For the study, published in the journal Nature Medicine, researchers treated 101 healthy adults between the ages of 18 and 45 who had never had malaria, giving 59 the PfSPZ Vaccine and 32 a placebo before splitting vaccine recipients into groups to test varying locations for injection, dose and number of shots.
Of participants receiving the vaccine, nine were given three shots and 28 received four shots intravenously at higher doses than had previously been tested with humans. Eight participants were given a four-shot series intramuscularly, at a dose 10 times higher than that given intravenously.
Three weeks after receiving their final injection, participants were then exposed to mosquitoes carrying the malaria parasite and had their blood tested. Of nine participants who received three intravenous shots, three had no detectable parasites in their blood; Of the nine given four intravenous shots, seven were protected; and of the eight given intramuscular shots, three were protected.
To assess the vaccine's long-term efficacy, the researchers gave 11 participants four intravenous doses and exposed them to mosquitoes carrying the malaria parasite 21 weeks after their final shot. Blood tests showed six of the 11 had no parasites in their blood. Four of these and one participant from an earlier stage of the trial were exposed to mosquitoes again at 59 weeks and were not infected.
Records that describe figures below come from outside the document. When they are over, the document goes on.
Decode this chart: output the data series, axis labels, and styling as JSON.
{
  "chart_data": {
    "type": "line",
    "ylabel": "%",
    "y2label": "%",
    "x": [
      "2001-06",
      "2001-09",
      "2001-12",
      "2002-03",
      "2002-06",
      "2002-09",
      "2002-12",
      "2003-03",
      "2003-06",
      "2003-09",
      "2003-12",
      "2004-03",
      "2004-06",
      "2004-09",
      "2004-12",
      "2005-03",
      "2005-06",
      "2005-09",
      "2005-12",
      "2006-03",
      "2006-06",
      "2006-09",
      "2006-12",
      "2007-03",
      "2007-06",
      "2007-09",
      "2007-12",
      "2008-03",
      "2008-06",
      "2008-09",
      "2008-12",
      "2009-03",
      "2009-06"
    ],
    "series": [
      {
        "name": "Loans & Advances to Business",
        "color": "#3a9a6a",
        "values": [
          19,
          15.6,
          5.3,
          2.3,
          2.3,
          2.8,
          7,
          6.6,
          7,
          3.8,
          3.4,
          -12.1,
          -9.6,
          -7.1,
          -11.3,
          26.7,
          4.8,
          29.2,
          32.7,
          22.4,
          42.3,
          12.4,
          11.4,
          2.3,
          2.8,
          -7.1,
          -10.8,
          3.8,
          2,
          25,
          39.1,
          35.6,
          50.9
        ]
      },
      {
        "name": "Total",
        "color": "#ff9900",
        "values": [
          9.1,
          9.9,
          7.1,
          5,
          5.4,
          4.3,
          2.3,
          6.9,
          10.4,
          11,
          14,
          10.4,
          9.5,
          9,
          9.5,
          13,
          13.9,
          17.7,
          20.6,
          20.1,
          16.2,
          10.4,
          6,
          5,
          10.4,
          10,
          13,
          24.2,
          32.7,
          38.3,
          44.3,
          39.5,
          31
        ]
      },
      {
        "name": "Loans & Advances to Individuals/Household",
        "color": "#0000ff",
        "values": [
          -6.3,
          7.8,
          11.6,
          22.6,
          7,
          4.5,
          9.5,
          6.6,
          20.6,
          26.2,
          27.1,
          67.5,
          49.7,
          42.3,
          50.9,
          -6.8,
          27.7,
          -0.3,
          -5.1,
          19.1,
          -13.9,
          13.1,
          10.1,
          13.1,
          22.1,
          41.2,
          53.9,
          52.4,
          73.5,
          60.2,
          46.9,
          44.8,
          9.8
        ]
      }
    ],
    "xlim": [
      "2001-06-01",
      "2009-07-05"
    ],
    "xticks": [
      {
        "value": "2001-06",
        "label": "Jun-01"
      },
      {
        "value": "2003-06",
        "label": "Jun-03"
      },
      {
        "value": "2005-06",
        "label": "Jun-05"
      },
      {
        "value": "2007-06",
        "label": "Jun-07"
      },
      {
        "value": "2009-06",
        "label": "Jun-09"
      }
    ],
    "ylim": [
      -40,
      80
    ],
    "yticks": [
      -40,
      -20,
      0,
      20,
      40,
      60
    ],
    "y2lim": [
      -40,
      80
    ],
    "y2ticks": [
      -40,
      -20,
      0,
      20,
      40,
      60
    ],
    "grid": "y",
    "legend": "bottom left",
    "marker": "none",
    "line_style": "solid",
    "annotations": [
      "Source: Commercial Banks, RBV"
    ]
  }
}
"It is now clear that administering the PfSPZ Vaccine intravenously confers long-term, sterile protection in a small number of participants, which has not been achieved with other current vaccine approaches," Dr. Robert A. Seder, chief of the Cellular Immunology Section of NIAID's Vaccine Research Center, said of the 55 percent protection rate in the phase 1 trial. "Based on the favorable safety profile, we're testing higher doses in larger trials to see if even greater protection can be achieved long-term against other P. falciparum strains different than the vaccine strain."